While the hope for universal excellence in patient information provided on medical websites is laudable, it is not likely to happen. It is unknown whether the use of instruments for rating website quality is effective in directing patients to some websites over others, or whether the instruments make a difference in the design and content of websites being developed. However, given the very large number of patients seeking medical information on the Internet, and the vast and variable panoply of information that is available, continued pursuit of quality verification may be worth the effort. More study is needed to work toward consensus in defining and measuring the quality of patient education on the Internet. If quality standards are then adopted by organizations that have the potential to influence website developers and patients using the Internet, perhaps the Internet can become a more reliable and trustworthy means of providing patient education. A good score with any rating instrument is not a guarantee of future quality, given the rapid changes in medical knowledge and subsequent changes, or lack of change, in website content. Errors in extracting data may have occurred due to evaluator mistakes. The websites evaluated in this study were retrieved from matches on one search engine at one point in time, and may not be representative of matches with other search engines or searches done at other times.

Conclusions

Tools for measuring the quality of medical websites were developed for use by healthcare professionals and patients. Interobserver reliability and validity were assessed with osteoporosis nurse educators and physician experts.
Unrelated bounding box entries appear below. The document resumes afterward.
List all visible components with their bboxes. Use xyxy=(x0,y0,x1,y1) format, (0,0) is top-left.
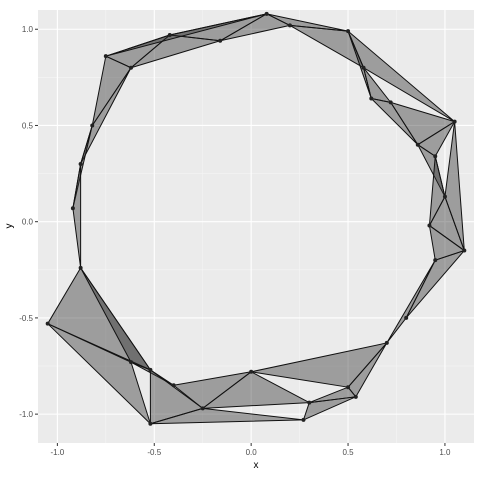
point-layer xyxy=(45,11,467,426)
triangle xyxy=(444,121,465,252)
triangle xyxy=(370,98,419,146)
data-point xyxy=(218,38,223,43)
triangle xyxy=(149,407,304,425)
data-point xyxy=(346,385,351,390)
data-point xyxy=(148,367,153,372)
y-tick-label: -1.0 xyxy=(19,410,33,419)
data-point xyxy=(301,417,306,422)
y-tick-label: -0.5 xyxy=(19,314,33,323)
data-point xyxy=(384,340,389,345)
triangle-layer xyxy=(47,13,465,425)
x-tick-label: -0.5 xyxy=(147,448,161,457)
x-axis-title: x xyxy=(254,460,259,471)
data-point xyxy=(433,154,438,159)
triangle xyxy=(47,323,151,425)
y-tick-label: 0.0 xyxy=(22,218,34,227)
x-tick-label: 0.5 xyxy=(342,448,354,457)
data-point xyxy=(249,369,254,374)
data-point xyxy=(167,33,172,38)
x-tick-label: 1.0 xyxy=(439,448,451,457)
data-point xyxy=(427,223,432,228)
triangle xyxy=(130,34,221,69)
triangle xyxy=(308,386,357,404)
data-point xyxy=(90,123,95,128)
data-point xyxy=(361,65,366,70)
y-tick-label: 0.5 xyxy=(22,121,34,130)
grid-minor xyxy=(38,10,474,443)
grid-major xyxy=(38,10,474,443)
triangle xyxy=(347,30,372,100)
y-axis-title: y xyxy=(4,224,15,229)
triangle xyxy=(202,371,310,409)
y-axis-ticks: -1.0 -0.5 0.0 0.5 1.0 xyxy=(19,25,38,419)
data-point xyxy=(129,360,134,365)
data-point xyxy=(70,206,75,211)
data-point xyxy=(442,194,447,199)
y-tick-label: 1.0 xyxy=(22,25,34,34)
x-axis-ticks: -1.0 -0.5 0.0 0.5 1.0 xyxy=(50,443,451,457)
data-point xyxy=(78,265,83,270)
triangle xyxy=(250,342,388,388)
x-tick-label: 0.0 xyxy=(246,448,258,457)
x-tick-label: -1.0 xyxy=(50,448,64,457)
data-point xyxy=(45,321,50,326)
data-point xyxy=(78,161,83,166)
data-point xyxy=(462,248,467,253)
data-point xyxy=(369,96,374,101)
data-point xyxy=(129,65,134,70)
triangle xyxy=(428,155,446,227)
data-point xyxy=(307,400,312,405)
triangle xyxy=(105,13,268,57)
triangle xyxy=(386,259,436,344)
data-point xyxy=(452,119,457,124)
data-point xyxy=(404,315,409,320)
data-point xyxy=(433,258,438,263)
triangle xyxy=(72,163,82,269)
data-point xyxy=(353,394,358,399)
data-point xyxy=(346,29,351,34)
data-point xyxy=(103,54,108,59)
data-point xyxy=(287,23,292,28)
data-point xyxy=(148,421,153,426)
data-point xyxy=(200,406,205,411)
data-point xyxy=(264,11,269,16)
data-point xyxy=(171,383,176,388)
triangle xyxy=(130,361,175,386)
data-point xyxy=(415,142,420,147)
data-point xyxy=(388,100,393,105)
The tools were applied to a sample of osteoporosis websites. Significant variability in website quality was observed, with higher quality scores associated with a higher level of search engine match and specific URL suffixes. The quality indicators most often present were for functioning website links, while the one that was found least often was for readability. Patients agreed with healthcare professionals on the quality of top-rated websites, with less agreement on lower-rated websites. More research is needed to achieve consensus on quality standards and determine whether validated instruments for rating the quality of medical websites ultimately benefit patients.